The living wage is good for society. Returning to the origins of the living wage campaign in east London in 2001, 2002 and 2003, the parents’ groups were a powerful driver. They argued that having to take on two or three jobs to be able to pay their bills was an enemy of family life. The evidence is that, in London alone, 15,000 families have been lifted out of poverty by the introduction of a living wage. If we look at the principal beneficiaries, we see that 88% are women. A living wage is also good for the taxpayer. By definition, if people are getting a living wage, they are less likely to need to depend on benefits and tax credits.

I am proud to say that Birmingham, like Ashfield and many other local authorities, is now driving forward with the living wage. It was the first pledge to be honoured by the incoming Labour administration last May. There were three stages. The first stage took in the 3,000 directly employed employees in Birmingham, such as the wonderful Elaine Hook. They were previously paid just a penny above the national minimum wage of £6.19. They then received a £1 an hour increase, putting up the wage to £7.45 an hour. Time and again, Elaine Hook has said that she cannot describe the difference it has made to the quality of her life.
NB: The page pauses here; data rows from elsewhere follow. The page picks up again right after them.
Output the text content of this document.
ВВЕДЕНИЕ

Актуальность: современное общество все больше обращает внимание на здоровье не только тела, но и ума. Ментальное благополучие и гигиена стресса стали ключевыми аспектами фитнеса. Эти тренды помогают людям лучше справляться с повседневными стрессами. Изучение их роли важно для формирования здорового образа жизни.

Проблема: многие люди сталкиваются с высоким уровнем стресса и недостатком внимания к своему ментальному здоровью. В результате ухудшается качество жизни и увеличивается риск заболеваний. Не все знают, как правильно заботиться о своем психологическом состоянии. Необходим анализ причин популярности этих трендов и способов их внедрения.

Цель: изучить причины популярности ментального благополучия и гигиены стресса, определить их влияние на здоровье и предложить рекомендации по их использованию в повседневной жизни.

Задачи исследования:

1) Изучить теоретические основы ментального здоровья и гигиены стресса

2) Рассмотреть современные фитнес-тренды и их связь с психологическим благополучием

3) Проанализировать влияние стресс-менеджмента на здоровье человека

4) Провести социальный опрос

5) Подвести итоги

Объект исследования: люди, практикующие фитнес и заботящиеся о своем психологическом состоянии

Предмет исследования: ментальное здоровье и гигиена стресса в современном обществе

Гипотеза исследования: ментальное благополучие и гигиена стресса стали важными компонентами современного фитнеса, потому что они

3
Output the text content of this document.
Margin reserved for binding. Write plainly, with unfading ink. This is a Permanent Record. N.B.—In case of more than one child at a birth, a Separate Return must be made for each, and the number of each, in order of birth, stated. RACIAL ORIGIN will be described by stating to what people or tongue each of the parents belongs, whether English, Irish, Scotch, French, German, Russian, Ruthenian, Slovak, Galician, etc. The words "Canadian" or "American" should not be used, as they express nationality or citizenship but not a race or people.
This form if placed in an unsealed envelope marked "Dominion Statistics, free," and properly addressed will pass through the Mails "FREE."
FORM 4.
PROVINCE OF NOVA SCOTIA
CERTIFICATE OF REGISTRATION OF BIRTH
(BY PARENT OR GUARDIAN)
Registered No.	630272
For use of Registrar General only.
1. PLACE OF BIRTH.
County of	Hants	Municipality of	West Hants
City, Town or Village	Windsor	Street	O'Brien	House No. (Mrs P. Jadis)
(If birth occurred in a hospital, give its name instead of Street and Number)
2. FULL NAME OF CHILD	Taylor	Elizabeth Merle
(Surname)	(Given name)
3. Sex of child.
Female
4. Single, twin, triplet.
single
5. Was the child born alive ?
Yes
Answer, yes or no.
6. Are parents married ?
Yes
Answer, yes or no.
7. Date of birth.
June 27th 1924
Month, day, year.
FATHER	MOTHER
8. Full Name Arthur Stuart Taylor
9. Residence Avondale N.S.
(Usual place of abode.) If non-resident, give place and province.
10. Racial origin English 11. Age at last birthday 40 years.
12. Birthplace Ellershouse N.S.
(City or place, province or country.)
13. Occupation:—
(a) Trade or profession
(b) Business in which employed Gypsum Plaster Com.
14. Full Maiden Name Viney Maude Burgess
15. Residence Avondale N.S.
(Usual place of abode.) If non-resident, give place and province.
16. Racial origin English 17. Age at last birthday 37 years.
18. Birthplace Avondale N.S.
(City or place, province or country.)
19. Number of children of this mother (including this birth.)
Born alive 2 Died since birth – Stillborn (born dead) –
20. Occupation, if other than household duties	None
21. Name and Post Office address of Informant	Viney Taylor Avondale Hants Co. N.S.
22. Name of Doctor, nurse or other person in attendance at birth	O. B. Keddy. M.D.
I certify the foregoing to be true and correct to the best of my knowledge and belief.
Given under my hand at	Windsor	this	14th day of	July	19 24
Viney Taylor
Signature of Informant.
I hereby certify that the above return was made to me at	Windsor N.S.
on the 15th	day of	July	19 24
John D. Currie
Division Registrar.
The second stage, which is under way right now, relates to the council’s procurement power. I have a strong view that taxpayers and council tax payers are entitled to feel confident that contracts are let to decent

9 Jan 2013 : Column 118WH

and reputable employers—employers who pay the living wage. Such a policy is now being rolled out in Birmingham, but not just by way of insisting that any contract let includes the living wage for goods or services. The council is also building Birmingham’s business base by maximising the letting of contracts in the area and following other noble objectives, such as more employment opportunities for disabled workers.

The third stage is the leadership that we give in the city as a whole and the power of advocacy, working with a wide coalition of interests. Put simply, the argument is that Brummies are worth more than the minimum wage; every one of them is entitled to the living wage.
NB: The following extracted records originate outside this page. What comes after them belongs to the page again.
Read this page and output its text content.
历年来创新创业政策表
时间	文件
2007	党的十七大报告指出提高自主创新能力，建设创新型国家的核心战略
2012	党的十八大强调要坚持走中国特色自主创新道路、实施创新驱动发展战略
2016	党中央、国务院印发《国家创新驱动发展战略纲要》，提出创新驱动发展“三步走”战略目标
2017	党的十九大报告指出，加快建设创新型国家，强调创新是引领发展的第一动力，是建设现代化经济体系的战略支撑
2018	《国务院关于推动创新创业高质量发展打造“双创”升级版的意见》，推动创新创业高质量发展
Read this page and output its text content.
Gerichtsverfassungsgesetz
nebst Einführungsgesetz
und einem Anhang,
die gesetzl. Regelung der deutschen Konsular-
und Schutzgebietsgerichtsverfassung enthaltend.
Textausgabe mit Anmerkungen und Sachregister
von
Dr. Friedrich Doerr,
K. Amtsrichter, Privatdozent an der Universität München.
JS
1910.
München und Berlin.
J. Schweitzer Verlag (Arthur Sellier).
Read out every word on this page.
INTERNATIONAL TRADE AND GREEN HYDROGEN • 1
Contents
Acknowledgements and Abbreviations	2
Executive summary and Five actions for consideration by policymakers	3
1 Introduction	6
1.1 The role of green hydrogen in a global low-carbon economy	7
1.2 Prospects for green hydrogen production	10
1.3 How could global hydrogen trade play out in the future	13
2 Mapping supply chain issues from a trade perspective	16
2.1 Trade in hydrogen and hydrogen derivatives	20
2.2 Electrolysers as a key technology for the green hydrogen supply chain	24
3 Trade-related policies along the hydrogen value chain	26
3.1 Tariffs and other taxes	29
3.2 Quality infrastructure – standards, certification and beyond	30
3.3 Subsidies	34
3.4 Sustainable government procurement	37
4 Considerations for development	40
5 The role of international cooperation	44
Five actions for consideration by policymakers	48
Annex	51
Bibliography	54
We are also talking about the sort of society that we are. It is wrong simply to see this as a moral issue. From my own experience in the world of work, I know that there is a powerful business case for the living wage. There is also a powerful economic case, because low-paid workers who move on to a living wage do not salt away their money in tax havens; they spend it in local shops and local businesses.
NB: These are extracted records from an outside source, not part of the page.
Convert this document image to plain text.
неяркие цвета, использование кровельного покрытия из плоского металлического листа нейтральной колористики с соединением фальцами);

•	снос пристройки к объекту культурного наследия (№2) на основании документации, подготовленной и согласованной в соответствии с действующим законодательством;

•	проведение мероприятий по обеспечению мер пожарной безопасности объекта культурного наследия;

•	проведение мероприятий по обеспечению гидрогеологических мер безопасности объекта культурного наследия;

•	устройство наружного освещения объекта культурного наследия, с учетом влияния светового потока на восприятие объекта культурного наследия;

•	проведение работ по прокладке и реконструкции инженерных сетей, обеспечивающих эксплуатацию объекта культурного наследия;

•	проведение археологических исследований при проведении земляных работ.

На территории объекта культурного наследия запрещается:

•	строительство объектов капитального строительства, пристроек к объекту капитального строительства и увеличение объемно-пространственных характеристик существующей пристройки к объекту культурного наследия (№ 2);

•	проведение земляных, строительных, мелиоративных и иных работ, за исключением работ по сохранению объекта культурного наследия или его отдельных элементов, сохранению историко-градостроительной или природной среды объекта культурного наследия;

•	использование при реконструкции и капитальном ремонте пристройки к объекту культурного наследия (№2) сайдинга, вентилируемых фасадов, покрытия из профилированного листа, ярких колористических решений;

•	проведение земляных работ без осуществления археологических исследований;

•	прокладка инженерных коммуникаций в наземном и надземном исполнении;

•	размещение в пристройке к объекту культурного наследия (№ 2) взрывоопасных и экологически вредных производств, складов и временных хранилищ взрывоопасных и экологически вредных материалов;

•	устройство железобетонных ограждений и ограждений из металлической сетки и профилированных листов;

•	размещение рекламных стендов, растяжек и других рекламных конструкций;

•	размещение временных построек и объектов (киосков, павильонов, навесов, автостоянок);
None the less, there is, unashamedly, a moral case. As part of the great drive for the living wage in Canary Wharf and the City of London, we had, for four consecutive years, multi-denominational faith events in Westminster cathedral. Hosted by the Catholic Church, the events had all the churches, mosques and synagogues coming together. Some 4,000 people would turn up on the feast of St Joseph the Worker, or May day. On one occasion, Cardinal Cormac Murphy-O’Connor and Canon John Armitage, the chair of London Citizens, gave two magnificent sermons. They summed up the history of the drive of the faiths and organised labour for the dignity of labour, going back to the 1889 dock strike for the dockers’ tanner. They said that there is a powerful moral case for the living wage. As John Armitage said, markets without morality contain the seeds of their own destruction. The time for the living wage has come.

Mrs Anne Main (in the Chair): There is just over 30 minutes before the start of wind-ups, and six Members wish to catch my eye.

3.8 pm

Kwasi Kwarteng (Spelthorne) (Con): I am pleased to serve under your chairmanship, Mrs Main.

I agree with many of the remarks made by my hon. Friend the Member for Christchurch (Mr Chope), who put his case trenchantly. We are having a very simple argument: it boils down to whether we want free enterprise and a free market system or whether we think that state intervention is the way to achieve better economic outcomes for the people of this country. It seems to me that this debate has been taking place for years in Britain. Until recently, there had been a general presumption in favour of the markets.